Hoje há um comitê de inovação dentro do departamento jurídico da Souza Cruz. Segundo Ludmila Oliveira, gerente sênior da área jurídica, desde 2018, a empresa incentiva todos a pensarem em soluções tecnológicas para que possam focar mais nas questões estratégicas. “Quando cheguei percebi que são inúmeras as consultas sobre contratos, com muitas demandas repetitivas”, diz o estagiário Cauan Silveira. “E as respostas poderiam ser mais ágeis, objetivas e acessíveis”, completa.
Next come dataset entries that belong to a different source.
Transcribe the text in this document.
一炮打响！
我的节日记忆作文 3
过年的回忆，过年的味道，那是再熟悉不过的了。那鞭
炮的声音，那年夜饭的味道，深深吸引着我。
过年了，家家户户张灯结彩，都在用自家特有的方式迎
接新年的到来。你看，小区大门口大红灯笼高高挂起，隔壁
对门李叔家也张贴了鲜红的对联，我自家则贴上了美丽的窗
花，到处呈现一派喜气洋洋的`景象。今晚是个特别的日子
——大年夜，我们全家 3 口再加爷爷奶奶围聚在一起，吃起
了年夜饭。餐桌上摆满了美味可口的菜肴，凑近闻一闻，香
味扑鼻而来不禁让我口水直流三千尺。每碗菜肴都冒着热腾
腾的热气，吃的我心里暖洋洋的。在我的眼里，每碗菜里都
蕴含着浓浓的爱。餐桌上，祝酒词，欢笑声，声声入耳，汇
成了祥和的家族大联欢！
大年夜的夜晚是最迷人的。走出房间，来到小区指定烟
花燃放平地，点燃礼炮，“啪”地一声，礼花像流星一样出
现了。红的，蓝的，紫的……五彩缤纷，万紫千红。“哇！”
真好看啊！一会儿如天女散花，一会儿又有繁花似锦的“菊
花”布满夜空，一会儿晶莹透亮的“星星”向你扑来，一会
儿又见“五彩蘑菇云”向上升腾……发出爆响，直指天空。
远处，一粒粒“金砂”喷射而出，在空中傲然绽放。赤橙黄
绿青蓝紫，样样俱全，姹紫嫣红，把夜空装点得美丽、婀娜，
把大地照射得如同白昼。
A garantia de contratos sem falhas pode ser útil para uma eventual defesa. Na Souza Cruz, normalmente são assinados quatro mil contratos por ano, o que gerava aproximadamente seis mil análises no período e cerca de 200 e-mails mensais de consultas ao jurídico. “Com a Robyn, já obtivemos uma redução de cerca de 60% das demandas sobre contratos. A expectativa é de, até o fim do ano, chegar a 90% porque continuamos a introduzir informações na base de dados dela”, diz Ludmila.